La polizia in via Zuretti 2/A per il sopralluogo nello studio del critico fotografico Maurizio Rebuzzini (nel riquadro)
Milano, 20 settembre 2025 – Il sopralluogo è andato avanti fino a notte. Ieri lo studio su due piani di Maurizio Rebuzzini è stato passato al setaccio dagli specialisti della Scientifica, a caccia di indizi che possano aiutare i colleghi della Squadra mobile e il pm Maria Cristina Ria (presente all’ispezione) a risolvere il giallo di via Zuretti 2/A.
Lì nel primo pomeriggio si sono presentati gli agenti della Questura per scandagliare l’immenso ufficio che custodiva l’invidiabile collezione di macchine fotografiche del settantaquattrenne morto mercoledì sera e migliaia di volumi impilati in scaffali che arrivano fino al soffitto. Stando a quanto risulta, gli investigatori hanno effettuato anche il test del luminol, il composto chimico abitualmente utilizzato per esaltare macchie di sangue lavate o cancellate: il sospetto dei poliziotti della Omicidi, guidati dal dirigente Alfonso Iadevaia e dal funzionario Francesco Giustolisi, è che qualcuno abbia cercato di ripulire la scena, provando a eliminare tracce di quello che sembra avere tutte le caratteristiche di un delitto.
La certezza dovrebbe arrivare dall’esito dell’autopsia, in programma la settimana prossima, ma il referto medico consegnato all’autorità giudiziaria non pare lasciare troppi dubbi: le escoriazioni “multiple” e soprattutto la “lesione circonferenziale del collo” hanno fatto ipotizzare sin dall’inizio un decesso per strangolamento. Non è escluso che ieri la polizia abbia cercato nel laboratorio pure un possibile oggetto usato per soffocare Rebuzzini, ammesso che l’eventuale killer non se lo sia portato via con sé.

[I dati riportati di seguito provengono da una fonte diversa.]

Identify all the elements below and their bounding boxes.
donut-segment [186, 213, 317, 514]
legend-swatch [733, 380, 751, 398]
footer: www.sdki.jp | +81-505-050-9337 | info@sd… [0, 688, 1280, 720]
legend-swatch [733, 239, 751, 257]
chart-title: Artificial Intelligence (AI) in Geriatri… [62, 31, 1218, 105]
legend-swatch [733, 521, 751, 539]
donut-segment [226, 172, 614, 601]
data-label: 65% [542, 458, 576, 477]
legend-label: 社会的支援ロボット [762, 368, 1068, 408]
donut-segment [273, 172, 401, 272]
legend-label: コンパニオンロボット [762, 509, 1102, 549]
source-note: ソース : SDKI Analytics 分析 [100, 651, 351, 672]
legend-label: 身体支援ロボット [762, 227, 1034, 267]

Il primo a soccorrere l’uomo è stato uno dei due figli, il quarantaquattrenne Filippo, che ha riferito agli inquirenti di essersi allarmato perché il padre non rispondeva al telefono e di averlo raggiunto nel cortile interno del palazzo a due passi dalla stazione Centrale. Lì avrebbe trovato il genitore steso sul ballatoio, già in arresto cardiaco: “Ho provato a rianimarlo con l’aiuto di un vicino”, ha messo a verbale. Alle 18.42 la chiamata al 112 (“Venite, mio padre si è sentito male”), ma i soccorsi si sono purtroppo rivelati inutili: Rebuzzini è stato dichiarato morto alle 19.45. In ospedale, i medici si sono accorti dei segni sul collo e hanno subito allertato il posto di polizia del Fatebenefratelli.

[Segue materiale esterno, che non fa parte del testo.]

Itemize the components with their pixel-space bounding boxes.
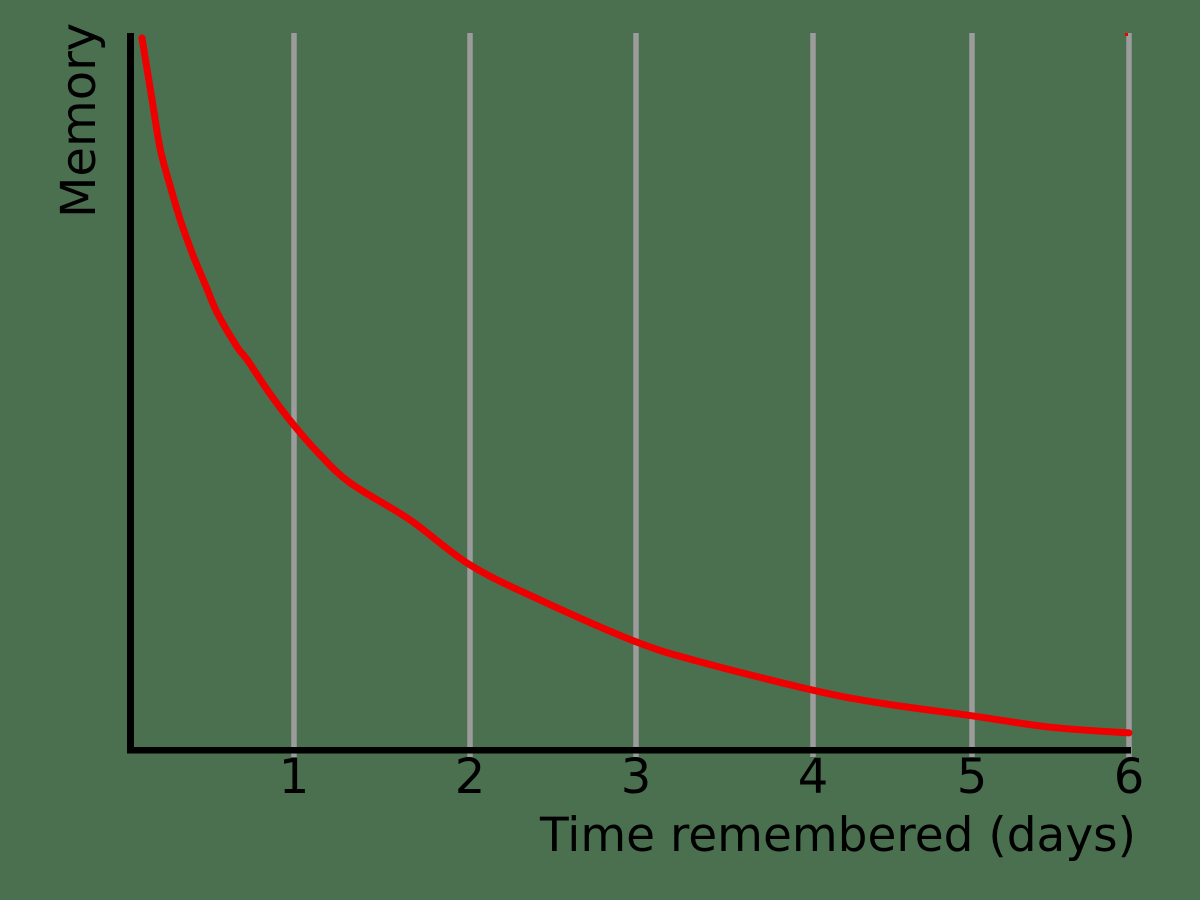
x-tick-label-2: 2 <box>454 749 486 805</box>
x-tick-label-6: 6 <box>1113 749 1145 805</box>
memory-retention-curve <box>138 34 1133 737</box>
x-tick-label-3: 3 <box>620 749 652 805</box>
x-tick-label-1: 1 <box>278 749 310 805</box>
curve-artifact-dot <box>1125 33 1128 36</box>
y-axis-label: Memory <box>51 22 107 218</box>
x-tick-label-5: 5 <box>956 749 988 805</box>
vertical-gridlines <box>291 33 1132 757</box>
x-tick-label-4: 4 <box>797 749 829 805</box>
x-axis-label: Time remembered (days) <box>540 808 1136 863</box>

Da quel momento, il caso è passato agli agenti della Mobile, che hanno sentito a lungo il figlio del critico e ne hanno preso in consegna il cellulare per ricostruire gli ultimi contatti con il genitore e trovare riscontri alle sue parole: in particolare, l’analisi dello smartphone e i tabulati telefonici serviranno a cercare conferme alla prima ricostruzione. Pure le immagini delle telecamere verranno esaminate con estrema attenzione per intercettare l’arrivo o la fuga dell’eventuale killer. Dal canto suo, Filippo ha affermato a più riprese di non credere che qualcuno abbia assassinato il padre: “Era una persona buona, gli volevano tutti bene, non era uno che litigava. Conoscendolo, è remotissima la possibilità che qualcuno possa avergli fatto del male”.
Eppure la pista dell’omicidio è quella più battuta, anche se quella del gesto volontario è stata comunque presa in considerazione per non tralasciare nulla. Per quanto riguarda il figlio di Rebuzzini, va registrato – con la premessa che non c’è alcun legame tra le due vicende – che, nelle ore immediatamente precedenti al ritrovamento del critico, un trentacinquenne ha querelato Filippo con le accuse di atti persecutori e lesioni. L’uomo ha riferito che l’8 settembre il trentaquattrenne l’avrebbe aggredito per una presunta donna contesa, per poi scrivergli via chat “Forse non hai capito che la lama te la metto in gola”.
Altri due raid, sempre a detta di chi ha denunciato, sarebbero andati in scena nei giorni successivi in viale Lunigiana e in via Sammartini: nel primo caso, il trentacinquenne ha riportato contusioni guaribili in cinque giorni. Martedì l’uomo ha ricevuto altri messaggi su Whatsapp. Il giorno dopo, attorno alle 14, ha deciso di rivolgersi alle forze dell’ordine.